Establishing a full-fledged colony on the Moon would act as a testbed for future deep space exploration. Everything we do on the lunar surface will act as a blueprint for what does and does not work elsewhere. The low gravity reduces the fuel required to launch into space, and the Moon could even be an opportunity to test a space elevator.
Aside from the scientific and industrial aspects, the Moon would also be a great place for space tourism. There are probably countless individuals curious to experience what it’s like in such low gravity. Watching physical sports would be wildly popular on the Moon too!
The case for Mars
On the other hand, Mars has captured the fascination of humans for centuries. Scientists, science fiction writers, and space enthusiasts have floated the idea of colonization since it was first looked upon through telescopes. Mounting interest in Mars, for a large number of reasons, makes it a highly likely candidate as a second home for humans.
When compared to the Moon, the Martian world is much larger. Twice as large, in fact. In terms of real estate and population capacity, Mars is the obvious winner here. Mars also contains at least somewhat of an atmosphere, as opposed to the Moon being entirely void of such. While the Martian atmosphere hardly offers any benefit to humans, it does contain a sufficient amount of carbon dioxide. Taking carbon dioxide out of the atmosphere could produce rocket fuel for spacecraft in need of returning to space.
Scientific interest in Mars eclipses that of many other extraterrestrial worlds. Being similar in size and in close proximity to Earth, it appears to possess many of the same characteristics. Evidence suggests that Mars was once a water world with a thick atmosphere.

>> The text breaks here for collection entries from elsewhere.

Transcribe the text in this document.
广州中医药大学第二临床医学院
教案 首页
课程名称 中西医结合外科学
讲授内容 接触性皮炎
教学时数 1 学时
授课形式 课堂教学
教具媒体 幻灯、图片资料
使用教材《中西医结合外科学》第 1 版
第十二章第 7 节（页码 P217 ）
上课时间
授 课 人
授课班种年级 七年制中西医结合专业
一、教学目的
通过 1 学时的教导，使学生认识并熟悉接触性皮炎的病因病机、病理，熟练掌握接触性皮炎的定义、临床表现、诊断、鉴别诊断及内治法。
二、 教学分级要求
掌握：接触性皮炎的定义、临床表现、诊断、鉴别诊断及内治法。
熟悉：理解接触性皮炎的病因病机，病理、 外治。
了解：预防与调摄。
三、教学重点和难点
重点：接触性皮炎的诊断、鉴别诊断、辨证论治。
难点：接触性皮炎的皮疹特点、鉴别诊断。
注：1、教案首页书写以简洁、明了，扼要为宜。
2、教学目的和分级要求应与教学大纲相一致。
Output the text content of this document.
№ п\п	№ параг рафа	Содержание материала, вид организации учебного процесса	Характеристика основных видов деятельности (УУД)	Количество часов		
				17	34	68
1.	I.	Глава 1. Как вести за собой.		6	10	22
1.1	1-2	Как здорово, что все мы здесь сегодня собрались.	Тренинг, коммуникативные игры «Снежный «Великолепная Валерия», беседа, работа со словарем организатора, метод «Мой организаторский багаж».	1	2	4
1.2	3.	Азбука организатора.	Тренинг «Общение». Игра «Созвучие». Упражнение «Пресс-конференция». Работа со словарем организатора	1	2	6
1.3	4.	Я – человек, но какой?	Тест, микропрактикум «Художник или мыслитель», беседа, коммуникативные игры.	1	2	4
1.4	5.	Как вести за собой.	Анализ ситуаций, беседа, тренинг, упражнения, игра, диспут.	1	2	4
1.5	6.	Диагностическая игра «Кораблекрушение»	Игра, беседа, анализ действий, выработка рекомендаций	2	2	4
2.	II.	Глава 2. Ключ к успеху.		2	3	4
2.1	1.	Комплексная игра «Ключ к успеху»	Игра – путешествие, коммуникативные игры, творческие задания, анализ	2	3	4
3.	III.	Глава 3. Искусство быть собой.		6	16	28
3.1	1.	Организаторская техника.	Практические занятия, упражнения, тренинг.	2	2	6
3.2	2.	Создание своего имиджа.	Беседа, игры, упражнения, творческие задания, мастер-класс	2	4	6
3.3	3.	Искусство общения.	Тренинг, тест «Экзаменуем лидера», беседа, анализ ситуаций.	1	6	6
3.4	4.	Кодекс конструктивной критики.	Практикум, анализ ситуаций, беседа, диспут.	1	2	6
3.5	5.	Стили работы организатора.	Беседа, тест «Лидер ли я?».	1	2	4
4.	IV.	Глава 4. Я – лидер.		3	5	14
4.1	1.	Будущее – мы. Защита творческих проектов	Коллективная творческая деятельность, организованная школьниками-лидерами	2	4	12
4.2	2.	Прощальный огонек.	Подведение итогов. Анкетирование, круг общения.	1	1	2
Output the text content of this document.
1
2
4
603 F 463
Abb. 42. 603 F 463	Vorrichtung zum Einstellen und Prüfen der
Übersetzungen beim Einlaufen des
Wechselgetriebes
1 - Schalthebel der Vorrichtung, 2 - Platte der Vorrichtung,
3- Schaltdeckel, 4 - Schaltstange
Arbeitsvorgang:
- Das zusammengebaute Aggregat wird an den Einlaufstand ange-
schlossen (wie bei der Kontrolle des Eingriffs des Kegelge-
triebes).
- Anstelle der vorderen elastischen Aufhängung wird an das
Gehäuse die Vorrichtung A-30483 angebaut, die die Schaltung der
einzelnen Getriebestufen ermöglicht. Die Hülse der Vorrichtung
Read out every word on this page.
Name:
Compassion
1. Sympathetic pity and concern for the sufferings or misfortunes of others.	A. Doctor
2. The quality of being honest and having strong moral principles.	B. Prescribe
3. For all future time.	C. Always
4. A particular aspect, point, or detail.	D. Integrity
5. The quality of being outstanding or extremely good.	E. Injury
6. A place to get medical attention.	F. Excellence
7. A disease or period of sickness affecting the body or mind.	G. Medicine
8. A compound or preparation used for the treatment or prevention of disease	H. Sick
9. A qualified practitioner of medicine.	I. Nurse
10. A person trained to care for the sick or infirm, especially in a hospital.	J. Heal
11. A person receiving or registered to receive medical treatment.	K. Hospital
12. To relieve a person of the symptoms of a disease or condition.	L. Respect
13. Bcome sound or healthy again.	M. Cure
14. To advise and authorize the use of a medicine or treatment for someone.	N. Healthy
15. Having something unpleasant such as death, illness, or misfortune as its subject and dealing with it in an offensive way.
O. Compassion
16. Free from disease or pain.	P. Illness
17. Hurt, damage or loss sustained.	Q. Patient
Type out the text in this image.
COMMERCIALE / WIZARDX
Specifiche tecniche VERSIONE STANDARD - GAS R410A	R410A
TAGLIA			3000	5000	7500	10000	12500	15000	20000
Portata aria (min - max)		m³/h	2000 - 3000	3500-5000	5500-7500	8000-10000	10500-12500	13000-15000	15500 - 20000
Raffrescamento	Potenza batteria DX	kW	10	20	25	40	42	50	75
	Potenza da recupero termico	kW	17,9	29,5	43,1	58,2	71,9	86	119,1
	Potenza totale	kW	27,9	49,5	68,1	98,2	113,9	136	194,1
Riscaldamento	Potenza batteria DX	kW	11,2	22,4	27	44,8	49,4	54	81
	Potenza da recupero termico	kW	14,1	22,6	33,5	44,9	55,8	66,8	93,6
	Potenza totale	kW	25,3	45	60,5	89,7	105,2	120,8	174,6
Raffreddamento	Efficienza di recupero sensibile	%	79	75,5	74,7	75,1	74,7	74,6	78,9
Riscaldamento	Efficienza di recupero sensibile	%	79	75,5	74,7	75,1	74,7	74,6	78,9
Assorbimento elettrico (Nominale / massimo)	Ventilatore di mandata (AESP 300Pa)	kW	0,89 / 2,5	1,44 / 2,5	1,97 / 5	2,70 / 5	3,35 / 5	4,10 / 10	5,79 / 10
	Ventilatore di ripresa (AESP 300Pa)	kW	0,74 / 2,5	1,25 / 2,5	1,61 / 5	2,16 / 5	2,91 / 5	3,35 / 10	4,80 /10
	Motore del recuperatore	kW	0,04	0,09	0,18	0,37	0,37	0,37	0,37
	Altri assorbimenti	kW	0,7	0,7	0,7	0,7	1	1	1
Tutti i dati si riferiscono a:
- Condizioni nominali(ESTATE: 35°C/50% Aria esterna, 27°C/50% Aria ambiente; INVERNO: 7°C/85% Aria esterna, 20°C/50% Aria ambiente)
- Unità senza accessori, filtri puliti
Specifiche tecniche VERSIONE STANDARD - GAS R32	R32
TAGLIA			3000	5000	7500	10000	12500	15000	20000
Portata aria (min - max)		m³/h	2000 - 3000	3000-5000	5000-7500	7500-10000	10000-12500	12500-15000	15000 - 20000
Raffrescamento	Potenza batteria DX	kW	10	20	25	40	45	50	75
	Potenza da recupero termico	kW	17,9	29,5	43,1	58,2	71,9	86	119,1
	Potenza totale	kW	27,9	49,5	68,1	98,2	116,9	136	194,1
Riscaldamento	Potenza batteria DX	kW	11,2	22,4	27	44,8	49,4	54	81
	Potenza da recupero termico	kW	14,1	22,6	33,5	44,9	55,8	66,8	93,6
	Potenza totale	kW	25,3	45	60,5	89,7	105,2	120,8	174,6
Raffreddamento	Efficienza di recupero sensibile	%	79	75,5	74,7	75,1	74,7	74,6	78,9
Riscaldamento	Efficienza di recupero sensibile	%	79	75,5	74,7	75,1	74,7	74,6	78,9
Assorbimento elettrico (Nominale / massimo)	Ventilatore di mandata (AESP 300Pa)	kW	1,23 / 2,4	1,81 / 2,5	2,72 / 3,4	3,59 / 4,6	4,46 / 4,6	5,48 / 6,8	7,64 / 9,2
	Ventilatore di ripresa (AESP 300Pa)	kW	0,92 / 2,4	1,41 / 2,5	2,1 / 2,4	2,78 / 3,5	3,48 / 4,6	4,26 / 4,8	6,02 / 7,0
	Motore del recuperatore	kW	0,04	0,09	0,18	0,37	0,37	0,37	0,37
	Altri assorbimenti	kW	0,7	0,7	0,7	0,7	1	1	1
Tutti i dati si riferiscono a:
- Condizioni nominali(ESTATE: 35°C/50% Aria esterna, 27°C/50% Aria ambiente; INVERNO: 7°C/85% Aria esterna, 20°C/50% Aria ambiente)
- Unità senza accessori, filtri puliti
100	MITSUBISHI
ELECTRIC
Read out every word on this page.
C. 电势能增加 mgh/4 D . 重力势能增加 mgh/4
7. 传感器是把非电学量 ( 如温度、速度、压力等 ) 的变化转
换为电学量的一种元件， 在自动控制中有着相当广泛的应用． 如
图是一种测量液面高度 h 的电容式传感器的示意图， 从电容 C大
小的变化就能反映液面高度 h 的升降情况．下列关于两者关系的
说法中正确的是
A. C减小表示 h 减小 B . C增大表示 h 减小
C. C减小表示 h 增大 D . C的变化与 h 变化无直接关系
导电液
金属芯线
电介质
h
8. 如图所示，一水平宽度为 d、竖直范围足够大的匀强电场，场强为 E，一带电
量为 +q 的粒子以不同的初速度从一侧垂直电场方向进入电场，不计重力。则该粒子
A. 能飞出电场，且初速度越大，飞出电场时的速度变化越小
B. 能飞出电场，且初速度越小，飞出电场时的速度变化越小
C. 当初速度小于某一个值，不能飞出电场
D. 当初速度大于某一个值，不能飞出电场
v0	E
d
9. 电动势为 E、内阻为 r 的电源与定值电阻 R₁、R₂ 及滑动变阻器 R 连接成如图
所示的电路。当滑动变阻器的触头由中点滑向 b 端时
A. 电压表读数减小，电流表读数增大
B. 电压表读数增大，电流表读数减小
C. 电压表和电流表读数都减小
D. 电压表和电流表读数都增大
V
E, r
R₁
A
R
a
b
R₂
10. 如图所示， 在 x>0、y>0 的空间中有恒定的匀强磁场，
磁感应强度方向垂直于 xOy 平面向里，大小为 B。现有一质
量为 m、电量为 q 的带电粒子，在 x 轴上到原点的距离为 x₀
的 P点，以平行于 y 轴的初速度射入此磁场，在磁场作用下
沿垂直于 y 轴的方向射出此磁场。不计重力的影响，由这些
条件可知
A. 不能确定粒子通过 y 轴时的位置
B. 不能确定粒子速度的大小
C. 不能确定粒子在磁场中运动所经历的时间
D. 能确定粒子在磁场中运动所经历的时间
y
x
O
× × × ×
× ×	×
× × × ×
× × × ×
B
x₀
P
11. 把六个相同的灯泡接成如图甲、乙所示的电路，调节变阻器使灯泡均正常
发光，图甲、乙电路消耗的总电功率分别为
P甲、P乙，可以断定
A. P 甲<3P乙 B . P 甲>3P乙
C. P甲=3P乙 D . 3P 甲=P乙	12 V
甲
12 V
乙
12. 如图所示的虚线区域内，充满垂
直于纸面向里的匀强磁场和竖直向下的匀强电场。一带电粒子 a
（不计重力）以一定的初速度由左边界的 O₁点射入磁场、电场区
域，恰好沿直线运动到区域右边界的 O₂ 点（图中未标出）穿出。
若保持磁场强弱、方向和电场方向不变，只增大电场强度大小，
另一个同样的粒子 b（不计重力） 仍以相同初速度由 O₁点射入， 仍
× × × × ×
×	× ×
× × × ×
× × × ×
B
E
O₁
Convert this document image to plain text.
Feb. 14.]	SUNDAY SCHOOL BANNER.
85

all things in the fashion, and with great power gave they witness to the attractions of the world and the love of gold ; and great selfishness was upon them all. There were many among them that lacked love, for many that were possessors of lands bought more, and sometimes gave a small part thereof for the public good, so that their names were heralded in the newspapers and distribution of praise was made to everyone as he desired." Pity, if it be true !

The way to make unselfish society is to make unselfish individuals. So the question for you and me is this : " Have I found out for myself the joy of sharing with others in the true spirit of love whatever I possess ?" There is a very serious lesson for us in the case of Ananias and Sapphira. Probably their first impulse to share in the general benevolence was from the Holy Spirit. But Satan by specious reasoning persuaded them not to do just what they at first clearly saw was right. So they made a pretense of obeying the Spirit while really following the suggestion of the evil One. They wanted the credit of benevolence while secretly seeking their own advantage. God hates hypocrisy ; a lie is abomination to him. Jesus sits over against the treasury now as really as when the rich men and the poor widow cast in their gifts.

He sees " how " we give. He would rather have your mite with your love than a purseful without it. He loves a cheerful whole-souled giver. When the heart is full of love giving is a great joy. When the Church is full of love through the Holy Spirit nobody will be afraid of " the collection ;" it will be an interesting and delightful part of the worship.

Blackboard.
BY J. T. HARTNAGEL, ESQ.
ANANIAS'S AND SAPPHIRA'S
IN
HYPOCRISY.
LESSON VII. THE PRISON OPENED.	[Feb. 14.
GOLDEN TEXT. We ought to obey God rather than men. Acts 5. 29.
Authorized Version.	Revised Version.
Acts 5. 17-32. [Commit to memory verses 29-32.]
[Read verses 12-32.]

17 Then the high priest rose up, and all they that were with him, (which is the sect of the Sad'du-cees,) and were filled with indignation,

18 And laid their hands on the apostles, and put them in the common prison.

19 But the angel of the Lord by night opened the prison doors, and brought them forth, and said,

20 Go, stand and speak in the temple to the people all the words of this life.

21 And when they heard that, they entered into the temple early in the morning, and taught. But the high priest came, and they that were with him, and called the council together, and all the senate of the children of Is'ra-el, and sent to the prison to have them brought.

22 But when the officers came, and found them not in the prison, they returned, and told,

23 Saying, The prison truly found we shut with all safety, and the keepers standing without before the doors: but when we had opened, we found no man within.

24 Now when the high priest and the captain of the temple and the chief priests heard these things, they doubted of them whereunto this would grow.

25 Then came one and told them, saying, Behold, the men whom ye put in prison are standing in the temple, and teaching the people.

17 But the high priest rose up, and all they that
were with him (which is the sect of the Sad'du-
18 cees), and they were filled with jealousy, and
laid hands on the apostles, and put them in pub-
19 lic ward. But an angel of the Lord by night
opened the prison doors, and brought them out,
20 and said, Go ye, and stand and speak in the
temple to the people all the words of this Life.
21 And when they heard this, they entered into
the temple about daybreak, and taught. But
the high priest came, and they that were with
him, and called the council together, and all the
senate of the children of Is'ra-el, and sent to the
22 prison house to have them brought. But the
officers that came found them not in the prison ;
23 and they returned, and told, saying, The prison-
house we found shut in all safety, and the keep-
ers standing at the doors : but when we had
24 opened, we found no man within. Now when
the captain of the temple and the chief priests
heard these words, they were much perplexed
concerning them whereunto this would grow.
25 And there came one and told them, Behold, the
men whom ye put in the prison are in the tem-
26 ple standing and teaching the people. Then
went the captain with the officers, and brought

For this reason, the search for extraterrestrial, microbial life is largely centered around Mars. We’ve been sending robotic missions to Mars for decades, and they’ve revealed many important facts, but nothing will compare to actually having humans on the surface to conduct research. Establishing a colony on Mars would allow scientists more flexibility in the search for life. Also, scientists will have a larger palette of geological diversity to explore on Mars compared to the Moon.
A second Earth
Mars will be the best planet for testing the feasibility of terraforming. Altering the Martian climate enough to allow for fully sustainable human existence is arguably the most exciting prospect of space exploration. Even though it’d take longer than a human lifetime to complete a sufficient terraforming project, the end result would unlock humanity’s potential for colonizing other solar systems. A huge variety of methods proposed for terraforming Mars are on the table, but the best will probably include a combination of multiple.
Ultimately, the colonization of Mars will prove to be a huge accomplishment for humanity. The challenge alone is probably what’s spurring so many efforts to achieve this goal by the 2030s. Skipping the Moon and heading straight for Mars will jumpstart deep space colonization by a huge magnitude.
Moon or Mars?
So which extraterrestrial body should humanity colonize first? Both the Moon and Mars seem to have equal pros and cons.
They’re both great testbeds for novel science and proofs of concept. The Moon is closer and more convenient. But Mars is a noble challenge and a potential long-term home for future humans if it becomes terraformed.